Issuance of the loan by the FRBNY also required that the credit could be “secured to the satisfaction” of the lending Reserve Bank (Title 12 U.S.C. 343, 112). The Board minutes observed that: “The advances should be secured by high-quality investment-grade debt obligations that are owned by the insurance subsidiaries of AIG and, thus, were not available as collateral under the current AIG [RCF]” (BdofGov2009, 17). As added comfort, the Fed did not anticipate any losses from the SBF because “advances made under the Secured Borrowing Facility will be with recourse to AIG and fully secured by investment-grade debt obligations” (BdofGov 2008c, 3).
Section 13(3) also requires that the lending Reserve bank “have obtained evidence that adequate credit was not available from other banking institutions.” In authorizing the FRBNY to lend, the FOMC referenced that AIG had thus far borrowed $62 billion under the RCF and had used some of these funds to settle transactions with counterparties returning these third-party securities to AIG under its SecLending Program. (BdofGov 2009, 17) It also considered the current state of the finance markets and conditioned its authority on the FRBNY “obtaining evidence that the borrower is unable to secure adequate credit accommodations from other banking institutions.” (BdofGov 2009, 17). Such evidence was apparently obtained by the FRBNY prior to entering into the Securities Borrowing Facility.
Loan Amount1
The size of the loan was determined by the FRBNY to be large enough “to replace all remaining securities borrowing counterparties of AIG,” in the event that all counterparties in the securities lending program demanded their cash collateral back (BdofGov 2008c, 3). According to the filing regarding the creation of the SBF, “As of October 6, 2008, approximately $37.2 billion of securities were subject to loans under AIG’s securities lending program” (AIG 2008c). Therefore, the available size of the loan was set slightly above the amount of cash collateral owed to securities borrowers at the time the SBF was created (BdofGov 2008c, 3).
Eligible Collateral or Assets1
Section 13(3) required that loans be “secured to the satisfaction of the Federal Reserve” (US COP 2010, 56). The securities that AIG had lent to securities borrowers were high-quality fixed-income securities and easily met the Fed’s discount window criteria. “These securities that counterparties [were] giving back [were] high-quality corporate bonds—the kind of things we lend against,” a Fed official involved in the program told the Financial Crisis Inquiry Commission (FCIC 2011b, 5).
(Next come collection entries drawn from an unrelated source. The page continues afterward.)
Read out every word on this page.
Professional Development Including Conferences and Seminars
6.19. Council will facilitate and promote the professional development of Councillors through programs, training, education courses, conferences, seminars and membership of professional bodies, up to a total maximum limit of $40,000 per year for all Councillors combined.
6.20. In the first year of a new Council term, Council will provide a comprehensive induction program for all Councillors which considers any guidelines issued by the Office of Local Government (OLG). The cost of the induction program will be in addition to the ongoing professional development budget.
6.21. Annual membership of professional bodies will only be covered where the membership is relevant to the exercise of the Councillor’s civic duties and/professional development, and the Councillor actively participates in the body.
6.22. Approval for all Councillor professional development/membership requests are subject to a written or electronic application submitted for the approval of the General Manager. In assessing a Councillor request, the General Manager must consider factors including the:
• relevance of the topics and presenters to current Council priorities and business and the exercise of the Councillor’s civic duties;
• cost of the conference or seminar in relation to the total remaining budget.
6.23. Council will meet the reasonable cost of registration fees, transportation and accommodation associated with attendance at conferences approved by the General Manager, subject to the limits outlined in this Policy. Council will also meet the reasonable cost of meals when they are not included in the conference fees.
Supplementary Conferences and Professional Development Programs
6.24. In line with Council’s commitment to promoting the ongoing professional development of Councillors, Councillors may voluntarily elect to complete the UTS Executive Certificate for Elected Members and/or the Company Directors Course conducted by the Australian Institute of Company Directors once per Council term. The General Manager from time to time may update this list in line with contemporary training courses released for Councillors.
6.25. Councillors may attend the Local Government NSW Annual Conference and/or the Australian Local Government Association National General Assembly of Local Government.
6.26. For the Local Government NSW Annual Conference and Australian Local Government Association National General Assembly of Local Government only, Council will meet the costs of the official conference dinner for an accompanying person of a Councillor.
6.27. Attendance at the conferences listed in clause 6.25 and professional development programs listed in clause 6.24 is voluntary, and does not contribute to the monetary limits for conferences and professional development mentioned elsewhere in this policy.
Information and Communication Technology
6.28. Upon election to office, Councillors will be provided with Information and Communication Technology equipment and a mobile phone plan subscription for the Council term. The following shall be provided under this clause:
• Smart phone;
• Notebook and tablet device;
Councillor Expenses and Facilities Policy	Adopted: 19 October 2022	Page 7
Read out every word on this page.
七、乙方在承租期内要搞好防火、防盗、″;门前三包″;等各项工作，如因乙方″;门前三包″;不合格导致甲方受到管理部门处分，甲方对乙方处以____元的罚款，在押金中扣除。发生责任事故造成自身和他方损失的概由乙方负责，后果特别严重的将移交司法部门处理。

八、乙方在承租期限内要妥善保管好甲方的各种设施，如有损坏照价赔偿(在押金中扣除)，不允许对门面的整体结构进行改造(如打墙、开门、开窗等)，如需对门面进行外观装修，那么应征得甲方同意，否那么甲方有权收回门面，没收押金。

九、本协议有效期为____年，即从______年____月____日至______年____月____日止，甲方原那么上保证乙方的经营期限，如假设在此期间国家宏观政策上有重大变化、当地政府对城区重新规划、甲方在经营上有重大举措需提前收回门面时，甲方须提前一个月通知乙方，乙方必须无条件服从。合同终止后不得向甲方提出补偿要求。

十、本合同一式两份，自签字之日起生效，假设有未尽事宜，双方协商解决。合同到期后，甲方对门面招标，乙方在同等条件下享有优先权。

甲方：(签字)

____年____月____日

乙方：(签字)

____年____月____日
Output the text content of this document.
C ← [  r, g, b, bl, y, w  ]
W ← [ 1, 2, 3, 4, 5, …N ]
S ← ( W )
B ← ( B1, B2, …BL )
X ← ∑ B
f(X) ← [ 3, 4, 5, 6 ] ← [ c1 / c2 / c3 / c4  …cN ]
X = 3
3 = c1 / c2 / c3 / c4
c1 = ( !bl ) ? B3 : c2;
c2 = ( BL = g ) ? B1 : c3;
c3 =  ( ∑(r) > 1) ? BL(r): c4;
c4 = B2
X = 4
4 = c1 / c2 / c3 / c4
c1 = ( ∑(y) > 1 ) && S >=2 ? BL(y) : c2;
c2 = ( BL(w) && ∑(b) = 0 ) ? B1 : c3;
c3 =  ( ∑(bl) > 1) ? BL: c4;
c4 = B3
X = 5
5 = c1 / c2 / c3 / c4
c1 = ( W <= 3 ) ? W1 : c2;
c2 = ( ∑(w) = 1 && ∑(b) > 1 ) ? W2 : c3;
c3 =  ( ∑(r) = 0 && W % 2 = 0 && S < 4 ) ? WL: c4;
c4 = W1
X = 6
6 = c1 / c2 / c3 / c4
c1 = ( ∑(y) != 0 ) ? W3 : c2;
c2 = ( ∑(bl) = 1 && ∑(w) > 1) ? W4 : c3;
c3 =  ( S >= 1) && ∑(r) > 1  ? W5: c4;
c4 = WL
The Congressional Oversight Panel (COP) noted that the quality of the collateral backing the Fed’s $85 billion RCF raised “difficult questions,” since AIG pledged its stakes in insurance companies that were difficult to value at the time and the private sector consortium had only days earlier concluded that AIG didn’t have sufficient assets to back a $75 billion loan (US COP 2010, 227). In contrast, the COP noted that the securities pledged for the SBF were “less risky and more easily valued” than the RCF collateral (US COP 2010, 228). The collateral consisted of high-quality fixed-income securities held by AIG’s insurance subsidiaries and included corporate debt obligations, agency pass-through certificates, collateralized mortgage obligations, and obligations of foreign and local governments (BdofGov 2008c, 3).
Haircuts1
According to the Fed’s Section 129 report on the facility: “All advances made under the new facility will be fully collateralized by investment-grade debt obligations that are subject to an appropriate haircut consistent with the Reserve Bank’s usual discount window lending practices” (BdofGov 2008c, 3). Data show the haircut averaged about 14% over the life of the program (BdofGov 2010).
Maturity2
The SBF followed the Fed’s usual practice in offering credit with a term of one day (BdofGov 2008c, 3). The Fed’s discount window loans are typically overnight, although the Fed extended the maturity of discount window loans during the crisis up to 90 days (FCIC 2011a, 252, 363). Prior to the crisis, about 10% of AIG’s securities lending transactions with customers had one-day terms; “substantially all” had terms of three months or less (AIG 2008b, 112).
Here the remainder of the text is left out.